I have to admit that this blog is running all over the place. The idea of it is, of course, self discovery and because of that I promised myself that wherever my ramblings took me I would just go with it. That was the whole point, that by trying to focus my thoughts on a particular god, I could cause whatever it was in me that resonated with that god to come to the fore.
Sometimes that meant that some gods, like Poseidon, seemed to only resonate on a single or limited level in me. Only some small part of me that reached out for that deity and its influence, but in some, like Hestia, I found myself discovering that I lacked a connection with the place I lived because my heart was still in that place I left behind. That while I had made this place my physical home, I had yet to make it my spiritual home. It was a discovery worth making because it is slowly forcing me to establish deeper roots here, deeper relationships here, and a deeper understanding of this place, even if not always for the better.
Aphrodite, however, is going to prove especially challenging. I am a gay/bisexual man. By that I mean that I am gay, exclusively, but have bisexual tendencies. I consider women attractive, sexy, but do not feel that emotional, visceral connection with them that would make me want them further than as friends. Often good friends.
Being a man, and a gay man at that, means that I owe a great deal of my being, my personality, to this deity. The deity of sexuality, of lust and love, of the raw physical force that is sexual desire. We men, for the most part, think about sex all the time. You women out there may think that odd, but you may also think that when we say that, or when studies show that, that we are just staring at you, or other men, and picturing our cocks sliding in, but that’s not really it. Sometimes it is a kiss, or the feel of your skin, or the warmth of your breath on our necks.

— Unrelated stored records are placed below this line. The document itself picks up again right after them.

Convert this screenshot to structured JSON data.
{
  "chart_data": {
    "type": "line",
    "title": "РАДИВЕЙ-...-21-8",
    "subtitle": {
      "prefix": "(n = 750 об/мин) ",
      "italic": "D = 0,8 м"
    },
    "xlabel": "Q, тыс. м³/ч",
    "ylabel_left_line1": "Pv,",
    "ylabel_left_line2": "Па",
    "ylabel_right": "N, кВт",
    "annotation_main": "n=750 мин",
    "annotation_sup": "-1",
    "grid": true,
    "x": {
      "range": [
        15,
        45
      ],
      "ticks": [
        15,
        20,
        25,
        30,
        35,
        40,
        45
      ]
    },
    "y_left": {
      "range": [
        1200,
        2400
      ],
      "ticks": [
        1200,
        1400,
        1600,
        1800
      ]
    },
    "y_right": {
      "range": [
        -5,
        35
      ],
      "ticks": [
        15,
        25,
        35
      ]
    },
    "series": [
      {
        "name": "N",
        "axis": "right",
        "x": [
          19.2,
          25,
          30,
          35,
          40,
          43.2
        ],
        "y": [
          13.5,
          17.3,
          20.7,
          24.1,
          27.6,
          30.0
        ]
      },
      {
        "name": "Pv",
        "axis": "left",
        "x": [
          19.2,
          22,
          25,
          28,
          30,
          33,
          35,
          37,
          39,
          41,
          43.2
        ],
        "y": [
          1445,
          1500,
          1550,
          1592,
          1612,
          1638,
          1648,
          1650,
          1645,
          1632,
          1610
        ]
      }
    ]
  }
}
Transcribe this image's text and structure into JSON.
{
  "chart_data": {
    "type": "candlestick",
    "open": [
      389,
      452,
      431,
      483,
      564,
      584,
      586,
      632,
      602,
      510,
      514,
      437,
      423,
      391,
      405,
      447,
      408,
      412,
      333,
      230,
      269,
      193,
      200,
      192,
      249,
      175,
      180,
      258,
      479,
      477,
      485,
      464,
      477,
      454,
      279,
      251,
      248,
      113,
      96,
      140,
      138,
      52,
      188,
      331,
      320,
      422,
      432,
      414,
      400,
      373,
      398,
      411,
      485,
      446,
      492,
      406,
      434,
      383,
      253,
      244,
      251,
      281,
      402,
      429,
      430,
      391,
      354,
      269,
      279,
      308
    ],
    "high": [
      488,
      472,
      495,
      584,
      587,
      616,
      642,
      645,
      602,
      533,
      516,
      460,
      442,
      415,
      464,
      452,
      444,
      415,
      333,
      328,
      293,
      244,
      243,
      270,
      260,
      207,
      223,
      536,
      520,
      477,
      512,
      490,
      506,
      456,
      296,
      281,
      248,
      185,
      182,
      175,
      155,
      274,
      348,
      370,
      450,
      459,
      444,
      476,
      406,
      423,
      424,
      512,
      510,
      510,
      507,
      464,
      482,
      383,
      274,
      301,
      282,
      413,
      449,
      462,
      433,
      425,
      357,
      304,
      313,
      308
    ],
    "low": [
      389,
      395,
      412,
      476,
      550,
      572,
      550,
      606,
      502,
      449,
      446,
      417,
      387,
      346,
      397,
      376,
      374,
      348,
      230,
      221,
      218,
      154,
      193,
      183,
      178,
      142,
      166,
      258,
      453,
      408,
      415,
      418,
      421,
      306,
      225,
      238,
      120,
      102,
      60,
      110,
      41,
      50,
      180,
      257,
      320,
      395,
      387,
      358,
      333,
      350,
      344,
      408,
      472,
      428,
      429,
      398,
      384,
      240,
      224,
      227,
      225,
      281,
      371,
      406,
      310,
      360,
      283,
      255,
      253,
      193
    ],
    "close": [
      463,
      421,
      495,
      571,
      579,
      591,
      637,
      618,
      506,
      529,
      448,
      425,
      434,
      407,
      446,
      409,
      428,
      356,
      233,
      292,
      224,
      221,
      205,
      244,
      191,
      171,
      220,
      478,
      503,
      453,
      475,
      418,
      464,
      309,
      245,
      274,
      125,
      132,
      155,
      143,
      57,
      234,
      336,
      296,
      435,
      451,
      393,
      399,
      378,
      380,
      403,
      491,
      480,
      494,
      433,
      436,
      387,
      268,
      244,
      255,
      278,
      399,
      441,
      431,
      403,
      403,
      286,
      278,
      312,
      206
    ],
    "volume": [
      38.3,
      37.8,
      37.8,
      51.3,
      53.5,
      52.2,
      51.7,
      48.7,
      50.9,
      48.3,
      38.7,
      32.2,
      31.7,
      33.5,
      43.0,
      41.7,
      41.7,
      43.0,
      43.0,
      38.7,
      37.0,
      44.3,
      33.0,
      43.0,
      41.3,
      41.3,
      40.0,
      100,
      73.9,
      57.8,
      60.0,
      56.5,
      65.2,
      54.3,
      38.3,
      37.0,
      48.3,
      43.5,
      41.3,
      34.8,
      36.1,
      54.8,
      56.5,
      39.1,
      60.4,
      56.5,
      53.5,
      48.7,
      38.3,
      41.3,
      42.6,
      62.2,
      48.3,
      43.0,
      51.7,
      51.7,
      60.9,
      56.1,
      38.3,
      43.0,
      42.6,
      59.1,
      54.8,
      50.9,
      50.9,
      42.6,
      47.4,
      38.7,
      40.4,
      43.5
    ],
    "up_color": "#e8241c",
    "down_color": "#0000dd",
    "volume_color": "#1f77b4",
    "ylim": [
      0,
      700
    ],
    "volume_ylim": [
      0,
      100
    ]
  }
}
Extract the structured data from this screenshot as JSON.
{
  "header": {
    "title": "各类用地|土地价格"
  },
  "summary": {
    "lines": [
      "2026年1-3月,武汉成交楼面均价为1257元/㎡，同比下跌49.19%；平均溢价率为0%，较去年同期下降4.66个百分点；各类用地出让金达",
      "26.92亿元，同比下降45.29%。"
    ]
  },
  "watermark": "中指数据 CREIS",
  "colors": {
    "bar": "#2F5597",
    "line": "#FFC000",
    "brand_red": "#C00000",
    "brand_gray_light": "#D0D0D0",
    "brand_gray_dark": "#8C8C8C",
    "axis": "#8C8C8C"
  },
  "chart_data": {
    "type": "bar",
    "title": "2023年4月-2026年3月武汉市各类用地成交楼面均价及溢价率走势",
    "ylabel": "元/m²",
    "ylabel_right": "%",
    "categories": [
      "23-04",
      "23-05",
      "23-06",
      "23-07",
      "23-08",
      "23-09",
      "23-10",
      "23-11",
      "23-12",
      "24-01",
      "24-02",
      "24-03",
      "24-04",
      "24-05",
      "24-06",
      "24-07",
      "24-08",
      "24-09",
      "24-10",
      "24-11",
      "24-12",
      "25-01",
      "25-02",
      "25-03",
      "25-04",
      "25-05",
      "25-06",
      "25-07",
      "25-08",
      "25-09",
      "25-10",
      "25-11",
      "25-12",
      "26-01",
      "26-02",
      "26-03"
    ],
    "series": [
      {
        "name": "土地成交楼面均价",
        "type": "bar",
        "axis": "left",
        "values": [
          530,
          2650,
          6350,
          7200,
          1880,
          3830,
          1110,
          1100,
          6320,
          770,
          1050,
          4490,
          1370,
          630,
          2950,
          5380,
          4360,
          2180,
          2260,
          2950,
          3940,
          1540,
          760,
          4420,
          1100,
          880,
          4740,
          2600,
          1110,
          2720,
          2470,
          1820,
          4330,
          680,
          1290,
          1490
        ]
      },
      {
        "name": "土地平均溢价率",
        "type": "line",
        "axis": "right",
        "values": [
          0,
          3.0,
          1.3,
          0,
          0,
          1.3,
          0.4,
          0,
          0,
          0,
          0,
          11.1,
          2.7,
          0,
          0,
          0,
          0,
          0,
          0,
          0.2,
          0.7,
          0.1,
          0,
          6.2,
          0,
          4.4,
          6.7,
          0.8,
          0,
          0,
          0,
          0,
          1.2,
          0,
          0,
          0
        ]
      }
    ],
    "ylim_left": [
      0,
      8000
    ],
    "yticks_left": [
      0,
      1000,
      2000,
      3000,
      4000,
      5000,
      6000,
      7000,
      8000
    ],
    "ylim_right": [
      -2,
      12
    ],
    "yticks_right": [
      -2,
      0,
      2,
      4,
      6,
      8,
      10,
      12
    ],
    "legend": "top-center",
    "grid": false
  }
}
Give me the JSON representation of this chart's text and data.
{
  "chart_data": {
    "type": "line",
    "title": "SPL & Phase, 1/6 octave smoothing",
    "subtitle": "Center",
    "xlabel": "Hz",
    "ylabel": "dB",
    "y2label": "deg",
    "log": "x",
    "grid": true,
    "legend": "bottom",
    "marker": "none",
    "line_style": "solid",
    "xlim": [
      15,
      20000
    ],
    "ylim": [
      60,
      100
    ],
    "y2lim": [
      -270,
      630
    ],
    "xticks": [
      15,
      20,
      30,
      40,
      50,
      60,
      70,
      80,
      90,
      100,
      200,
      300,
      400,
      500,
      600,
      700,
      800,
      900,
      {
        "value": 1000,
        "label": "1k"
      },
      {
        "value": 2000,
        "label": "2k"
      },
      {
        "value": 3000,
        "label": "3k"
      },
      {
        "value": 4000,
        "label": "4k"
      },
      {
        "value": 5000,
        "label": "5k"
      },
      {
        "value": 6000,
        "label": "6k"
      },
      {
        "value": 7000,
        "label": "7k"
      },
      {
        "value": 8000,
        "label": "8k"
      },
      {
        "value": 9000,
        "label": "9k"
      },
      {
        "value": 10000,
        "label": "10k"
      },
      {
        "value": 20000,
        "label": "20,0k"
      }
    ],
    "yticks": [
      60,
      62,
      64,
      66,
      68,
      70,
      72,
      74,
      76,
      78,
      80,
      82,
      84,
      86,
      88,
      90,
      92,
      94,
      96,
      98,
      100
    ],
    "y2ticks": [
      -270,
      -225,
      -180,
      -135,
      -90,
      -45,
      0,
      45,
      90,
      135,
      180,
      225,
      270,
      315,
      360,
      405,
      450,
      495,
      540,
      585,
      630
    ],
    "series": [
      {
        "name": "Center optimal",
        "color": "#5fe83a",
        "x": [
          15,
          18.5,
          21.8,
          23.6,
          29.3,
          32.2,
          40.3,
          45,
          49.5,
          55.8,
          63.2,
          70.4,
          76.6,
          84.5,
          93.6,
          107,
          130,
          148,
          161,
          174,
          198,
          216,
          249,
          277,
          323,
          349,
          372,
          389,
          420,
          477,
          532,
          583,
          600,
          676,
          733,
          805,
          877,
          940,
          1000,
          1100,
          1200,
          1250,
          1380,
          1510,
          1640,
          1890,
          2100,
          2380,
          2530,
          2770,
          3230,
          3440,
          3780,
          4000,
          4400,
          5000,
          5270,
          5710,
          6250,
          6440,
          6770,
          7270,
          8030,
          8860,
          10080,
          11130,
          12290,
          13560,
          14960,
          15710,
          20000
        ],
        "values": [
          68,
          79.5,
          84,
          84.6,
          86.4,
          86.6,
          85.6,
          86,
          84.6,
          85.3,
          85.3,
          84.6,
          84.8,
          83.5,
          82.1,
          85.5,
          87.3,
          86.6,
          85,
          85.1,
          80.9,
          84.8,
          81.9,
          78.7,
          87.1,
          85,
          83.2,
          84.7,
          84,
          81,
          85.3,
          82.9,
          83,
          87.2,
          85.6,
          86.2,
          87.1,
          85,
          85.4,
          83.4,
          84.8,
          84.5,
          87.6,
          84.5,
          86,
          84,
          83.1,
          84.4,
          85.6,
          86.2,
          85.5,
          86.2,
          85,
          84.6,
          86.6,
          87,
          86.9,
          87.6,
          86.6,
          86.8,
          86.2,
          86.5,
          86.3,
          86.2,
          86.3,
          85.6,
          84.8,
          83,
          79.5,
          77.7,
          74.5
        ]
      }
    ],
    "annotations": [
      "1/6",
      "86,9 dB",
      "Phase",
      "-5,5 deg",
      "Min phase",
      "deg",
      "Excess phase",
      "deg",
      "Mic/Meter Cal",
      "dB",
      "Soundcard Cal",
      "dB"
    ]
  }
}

Sex isn’t always so vulgar (not necessarily a bad thing) sometimes thoughts of a sexual nature are sweet and powerfully emotional, and they make us feel things all the time.
We men are highly emotional creatures, we just don’t express it the same way women do, and expecting us to do so is, I think, one of the faults women have because we accept the way you express emotion, it is only fair that you accept the way we do too.
But, this is about Aphrodite, and she is a goddess of immense importance and power in human existence. From day one, even before we were sapient creatures, we were sentient (feeling) and that is where Aphrodite lives. In emotion.